Lightroom and Facebook

For a while the news about Facebook refusing any third party apps to post seemed like miserable to me. For a few years now, I have had the habit of setting the caption for my pictures in Lightroom, drag them to the FB Publish plugin and press publish. Sharing of the uploaded picture was still to be done on Facebook. I created collections in Lightroom and FB followed by creating the corresponding albums and put the photos where I wanted them. That worked great.

Until August 1st, 2018.

On that date, Facebook pulled the plug on all desktop based publishing services including those from giants like Adobe Lightroom. For a while I thought that they’d cave in under the pressure of denying service to Adobe, but alas, they did not. An excellent developer called Jeffrey Friedl creates Lightroom plugins for breakfast, it seems. Instead of using the built-in and very limited FB Publish service, I used his plugin for Lightroom instead. It allowed me to do nearly everything I wanted and worked around the things that it didn’t do for whatever reason.

Being an IT guy myself, I do a lot of programming, just not in the language/dialect that Lightroom imposes. Friedl does that perfectly, so I leave the programming of Lightroom plugins to him. In other words, I’m not going there Smile.

So if he tells us that this or that is limited for some reason, I believe him and will not look further. After Aug 1st, 2018, he even pulled the plugin from his website, stating that it no longer functioned. I figured out a way to keep track of posted pictures myself, using keywords and a Smart Collection in Lightroom, but publishing pictures seemed like it had reversed to  10 years ago when there were no upload managers for FB at all. That was also a time I hardly used Facebook, the interest just wasn’t there.

Today is different. Businesses live on Facebook, money is being made on and off Facebook, all seems like a more mature environment. However, with a more business-like environment come inevitably the abusers of the system. People that post their wares or warez to hundreds of groups with one post, hoping to catch a few dollars from some unsuspecting reader. There’s tons of gullible reader on Facebook, for sure. So business was good. Then FB decided to eliminate posting to multiple groups at once. A good defense against the bad guys, the good guys going down the drain together with the bad ones. Now a post to one group is allowed, wait a few seconds and go for another group… Hardly efficient for any business or aficionado of anything.

Developers soon caught on and developed programs and plugins to flood the Facebook market again with the least effort possible. On Aug 1st, 2018, FB put a stop to that too. Draining the aficionados again together with the bad guys. So what is left to do? For a while, posting a picture from Lightroom to FB was a matter of Exporting the image to your hard drive, uploading it to FB, Editing the caption and sharing it to the proper groups. My biggest gripe with that system was that I could not keep track of the pictures published to FB, Instagram, Flickr or other in one simple manner.

Mr.
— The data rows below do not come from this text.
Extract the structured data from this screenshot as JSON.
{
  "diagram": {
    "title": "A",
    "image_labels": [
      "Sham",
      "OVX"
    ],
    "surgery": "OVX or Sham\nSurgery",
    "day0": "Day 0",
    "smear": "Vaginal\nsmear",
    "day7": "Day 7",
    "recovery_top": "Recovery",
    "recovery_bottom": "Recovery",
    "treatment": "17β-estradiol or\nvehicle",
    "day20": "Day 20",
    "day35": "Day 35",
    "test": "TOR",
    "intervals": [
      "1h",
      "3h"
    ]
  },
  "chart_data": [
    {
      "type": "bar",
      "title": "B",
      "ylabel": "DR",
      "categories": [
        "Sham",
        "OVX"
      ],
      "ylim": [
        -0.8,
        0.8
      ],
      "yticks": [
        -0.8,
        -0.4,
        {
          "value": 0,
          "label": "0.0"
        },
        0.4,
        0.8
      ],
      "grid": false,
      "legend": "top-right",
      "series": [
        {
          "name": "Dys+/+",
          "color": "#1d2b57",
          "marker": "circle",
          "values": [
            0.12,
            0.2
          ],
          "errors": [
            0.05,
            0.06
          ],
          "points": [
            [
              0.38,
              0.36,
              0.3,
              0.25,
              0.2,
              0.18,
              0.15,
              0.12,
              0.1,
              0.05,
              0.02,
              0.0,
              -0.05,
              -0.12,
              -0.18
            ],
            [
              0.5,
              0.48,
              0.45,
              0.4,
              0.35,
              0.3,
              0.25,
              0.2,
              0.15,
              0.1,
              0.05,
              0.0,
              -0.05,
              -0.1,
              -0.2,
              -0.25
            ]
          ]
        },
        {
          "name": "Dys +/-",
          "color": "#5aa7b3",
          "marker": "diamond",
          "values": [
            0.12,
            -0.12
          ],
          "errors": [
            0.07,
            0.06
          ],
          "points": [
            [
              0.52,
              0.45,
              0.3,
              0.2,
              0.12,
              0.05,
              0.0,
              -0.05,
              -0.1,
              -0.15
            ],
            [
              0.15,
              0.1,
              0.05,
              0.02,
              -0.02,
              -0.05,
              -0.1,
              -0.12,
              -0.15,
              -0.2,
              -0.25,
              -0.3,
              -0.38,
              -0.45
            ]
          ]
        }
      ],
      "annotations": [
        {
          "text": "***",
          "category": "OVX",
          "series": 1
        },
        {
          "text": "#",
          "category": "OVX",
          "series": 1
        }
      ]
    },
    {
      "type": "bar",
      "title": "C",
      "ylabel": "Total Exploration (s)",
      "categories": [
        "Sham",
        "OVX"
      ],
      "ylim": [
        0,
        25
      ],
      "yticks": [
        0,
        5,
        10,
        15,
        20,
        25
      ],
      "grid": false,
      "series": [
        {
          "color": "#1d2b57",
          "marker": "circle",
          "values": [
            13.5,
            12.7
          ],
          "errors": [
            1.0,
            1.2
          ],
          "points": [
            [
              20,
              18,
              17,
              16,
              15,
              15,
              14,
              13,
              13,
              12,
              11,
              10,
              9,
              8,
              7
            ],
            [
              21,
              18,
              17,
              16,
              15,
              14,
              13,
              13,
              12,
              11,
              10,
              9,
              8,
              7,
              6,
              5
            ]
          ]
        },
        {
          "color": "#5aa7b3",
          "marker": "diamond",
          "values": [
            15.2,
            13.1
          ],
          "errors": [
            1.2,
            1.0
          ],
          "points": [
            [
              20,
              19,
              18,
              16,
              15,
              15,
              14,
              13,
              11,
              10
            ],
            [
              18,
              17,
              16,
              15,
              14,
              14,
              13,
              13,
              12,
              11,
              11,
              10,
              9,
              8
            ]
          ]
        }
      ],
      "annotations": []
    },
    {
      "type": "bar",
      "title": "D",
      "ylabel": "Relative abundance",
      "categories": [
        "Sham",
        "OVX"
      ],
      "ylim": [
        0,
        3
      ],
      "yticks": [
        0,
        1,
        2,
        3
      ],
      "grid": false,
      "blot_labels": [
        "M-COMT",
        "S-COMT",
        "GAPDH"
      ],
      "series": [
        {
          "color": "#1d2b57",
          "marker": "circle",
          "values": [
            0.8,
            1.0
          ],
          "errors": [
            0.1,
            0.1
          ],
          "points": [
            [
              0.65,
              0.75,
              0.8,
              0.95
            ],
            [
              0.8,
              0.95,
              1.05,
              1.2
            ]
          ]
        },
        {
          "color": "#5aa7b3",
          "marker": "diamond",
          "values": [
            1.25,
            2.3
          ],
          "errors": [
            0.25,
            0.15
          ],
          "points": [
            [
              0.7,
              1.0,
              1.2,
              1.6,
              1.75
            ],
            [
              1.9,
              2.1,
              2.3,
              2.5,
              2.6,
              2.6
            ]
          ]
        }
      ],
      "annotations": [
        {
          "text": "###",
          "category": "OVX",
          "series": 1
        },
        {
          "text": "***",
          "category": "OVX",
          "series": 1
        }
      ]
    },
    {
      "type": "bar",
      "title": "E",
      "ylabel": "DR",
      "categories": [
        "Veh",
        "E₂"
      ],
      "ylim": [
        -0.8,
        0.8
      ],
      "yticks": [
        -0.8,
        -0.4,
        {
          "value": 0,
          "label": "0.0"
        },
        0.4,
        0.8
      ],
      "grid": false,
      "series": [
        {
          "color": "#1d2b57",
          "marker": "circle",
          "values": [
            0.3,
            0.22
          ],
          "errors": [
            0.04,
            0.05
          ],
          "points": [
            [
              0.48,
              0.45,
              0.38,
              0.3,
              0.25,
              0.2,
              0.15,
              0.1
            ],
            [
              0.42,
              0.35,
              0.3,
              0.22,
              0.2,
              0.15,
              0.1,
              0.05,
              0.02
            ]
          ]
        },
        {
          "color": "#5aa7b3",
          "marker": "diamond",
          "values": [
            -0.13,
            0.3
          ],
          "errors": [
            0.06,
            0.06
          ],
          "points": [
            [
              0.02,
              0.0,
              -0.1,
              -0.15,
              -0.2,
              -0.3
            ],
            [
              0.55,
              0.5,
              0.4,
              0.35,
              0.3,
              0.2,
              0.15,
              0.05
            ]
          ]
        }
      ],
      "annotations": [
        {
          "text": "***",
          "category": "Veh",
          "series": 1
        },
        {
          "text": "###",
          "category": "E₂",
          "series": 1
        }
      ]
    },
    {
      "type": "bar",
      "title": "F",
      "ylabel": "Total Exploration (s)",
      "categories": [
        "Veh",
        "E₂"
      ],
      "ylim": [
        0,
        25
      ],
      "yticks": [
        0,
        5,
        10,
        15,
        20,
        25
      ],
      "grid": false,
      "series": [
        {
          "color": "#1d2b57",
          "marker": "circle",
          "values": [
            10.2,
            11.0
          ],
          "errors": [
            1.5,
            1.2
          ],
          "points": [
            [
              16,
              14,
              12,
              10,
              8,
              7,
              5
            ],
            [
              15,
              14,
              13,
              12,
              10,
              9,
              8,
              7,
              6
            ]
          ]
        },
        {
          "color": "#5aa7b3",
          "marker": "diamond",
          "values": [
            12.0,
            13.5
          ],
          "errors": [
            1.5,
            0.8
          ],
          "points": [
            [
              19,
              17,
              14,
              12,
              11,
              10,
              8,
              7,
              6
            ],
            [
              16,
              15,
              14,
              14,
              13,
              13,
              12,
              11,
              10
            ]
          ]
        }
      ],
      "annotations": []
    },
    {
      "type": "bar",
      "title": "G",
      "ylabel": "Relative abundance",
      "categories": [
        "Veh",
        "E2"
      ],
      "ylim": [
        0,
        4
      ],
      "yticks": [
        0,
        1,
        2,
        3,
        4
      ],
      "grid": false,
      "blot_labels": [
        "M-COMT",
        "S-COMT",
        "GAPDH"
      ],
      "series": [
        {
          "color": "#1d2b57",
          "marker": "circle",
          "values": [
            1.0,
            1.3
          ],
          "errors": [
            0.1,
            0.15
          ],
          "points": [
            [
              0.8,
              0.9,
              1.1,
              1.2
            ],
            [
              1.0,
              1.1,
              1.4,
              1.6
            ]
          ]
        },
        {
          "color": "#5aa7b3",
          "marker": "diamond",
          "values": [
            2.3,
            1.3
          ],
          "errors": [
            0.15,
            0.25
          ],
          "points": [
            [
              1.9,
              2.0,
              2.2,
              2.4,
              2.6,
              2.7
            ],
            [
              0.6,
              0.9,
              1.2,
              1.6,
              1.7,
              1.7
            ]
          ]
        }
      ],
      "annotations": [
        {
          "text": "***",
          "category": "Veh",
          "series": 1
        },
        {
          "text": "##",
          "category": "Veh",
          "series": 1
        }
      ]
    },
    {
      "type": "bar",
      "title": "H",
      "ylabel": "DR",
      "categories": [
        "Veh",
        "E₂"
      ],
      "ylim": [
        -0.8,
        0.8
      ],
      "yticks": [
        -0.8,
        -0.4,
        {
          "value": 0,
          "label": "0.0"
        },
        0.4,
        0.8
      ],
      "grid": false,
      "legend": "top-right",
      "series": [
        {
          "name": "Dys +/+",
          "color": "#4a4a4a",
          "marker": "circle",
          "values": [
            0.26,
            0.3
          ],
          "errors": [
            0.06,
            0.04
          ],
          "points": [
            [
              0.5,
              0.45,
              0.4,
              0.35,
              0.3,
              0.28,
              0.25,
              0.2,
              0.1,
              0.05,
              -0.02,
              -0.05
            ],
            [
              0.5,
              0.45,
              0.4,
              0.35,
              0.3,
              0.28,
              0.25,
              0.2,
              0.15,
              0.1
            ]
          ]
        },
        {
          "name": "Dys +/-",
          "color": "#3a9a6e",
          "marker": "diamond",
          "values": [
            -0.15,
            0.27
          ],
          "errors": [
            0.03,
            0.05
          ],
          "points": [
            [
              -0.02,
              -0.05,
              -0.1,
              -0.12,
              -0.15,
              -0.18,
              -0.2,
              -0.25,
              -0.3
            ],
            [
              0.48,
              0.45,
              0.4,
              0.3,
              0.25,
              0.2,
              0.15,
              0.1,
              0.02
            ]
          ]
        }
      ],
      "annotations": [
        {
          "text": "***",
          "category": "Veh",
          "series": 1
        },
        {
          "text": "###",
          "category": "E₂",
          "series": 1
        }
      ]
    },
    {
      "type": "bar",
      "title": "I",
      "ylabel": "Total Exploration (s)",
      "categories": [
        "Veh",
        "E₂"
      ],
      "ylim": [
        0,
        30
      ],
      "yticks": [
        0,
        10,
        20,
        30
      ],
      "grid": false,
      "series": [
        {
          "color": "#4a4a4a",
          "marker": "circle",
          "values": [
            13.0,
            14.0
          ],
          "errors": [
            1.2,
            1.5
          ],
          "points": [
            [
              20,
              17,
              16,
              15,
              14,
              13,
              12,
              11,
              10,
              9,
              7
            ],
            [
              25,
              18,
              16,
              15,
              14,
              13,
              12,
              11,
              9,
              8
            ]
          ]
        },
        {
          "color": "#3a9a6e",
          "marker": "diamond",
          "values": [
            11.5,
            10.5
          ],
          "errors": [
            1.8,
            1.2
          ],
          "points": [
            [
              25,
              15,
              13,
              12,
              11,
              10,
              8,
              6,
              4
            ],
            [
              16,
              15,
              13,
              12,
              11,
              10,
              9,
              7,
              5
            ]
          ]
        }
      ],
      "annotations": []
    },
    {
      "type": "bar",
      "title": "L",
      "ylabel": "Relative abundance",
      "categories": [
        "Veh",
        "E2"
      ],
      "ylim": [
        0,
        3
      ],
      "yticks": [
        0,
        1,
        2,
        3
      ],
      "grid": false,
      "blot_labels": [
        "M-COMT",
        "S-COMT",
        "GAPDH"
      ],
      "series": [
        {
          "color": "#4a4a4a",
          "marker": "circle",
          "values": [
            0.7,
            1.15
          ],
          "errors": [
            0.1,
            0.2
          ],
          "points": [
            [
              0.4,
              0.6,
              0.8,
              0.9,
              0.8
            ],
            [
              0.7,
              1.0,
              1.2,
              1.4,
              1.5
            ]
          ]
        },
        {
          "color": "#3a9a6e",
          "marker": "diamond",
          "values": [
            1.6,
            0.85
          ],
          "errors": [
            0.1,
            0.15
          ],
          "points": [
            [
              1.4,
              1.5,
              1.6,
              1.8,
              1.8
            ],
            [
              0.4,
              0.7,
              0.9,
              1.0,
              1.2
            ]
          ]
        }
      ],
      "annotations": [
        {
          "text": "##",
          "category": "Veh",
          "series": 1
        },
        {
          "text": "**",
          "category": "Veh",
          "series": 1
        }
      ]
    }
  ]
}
Friedl has listened to many complaints about this system and has modified his plugin in such a way that it can now, again, be used to publish to Facebook. However, it can only publish to “Pages”, not to a personal timeline. Pages can be set up for a business as well as for personal use on Facebook. You need to go through a few hoops and loops to get the page up and running, but it works fine. Publishing to this page can now be done by using the same (but modified) plugin again. Captions can be created and set inside Lightroom for any picture and publishing them is a click of a button.

Where do you create your own page? Use the little triangle in the Facebook menu bar on the right and click “Create Page”. Follow the instructions and you will get a page all for yourself. Invite all your contacts to like your page and they will be notified every single time you post something to your page. Forget your timeline, this is the better way to create an audience! At the same time, sharing your pictures is still a possibility so you can still show your stuff in different groups of interest.

Get the Publish to Facebook plugin here and install it in Lightroom. Login to your FB and switch to Lightroom. Set up the plugin using the plugin manager and you are good to go.

Creating an album/collection can be done in two ways:

1 – right click on the plugin and select Create Album, this will add an ugly [Photography…] text in front of the album name in Lightroom, not on Facebook

2 – go through the plugin manager and create the album from there. Now the name of the album is what you have decided upon.

Now you can drag your photos to the collection in the plugin section and publish them straight to FB.

An added advantage of a Page in FB is that you get all kinds of extra info, like how many people have seen your posts, how many have interacted with them and much more.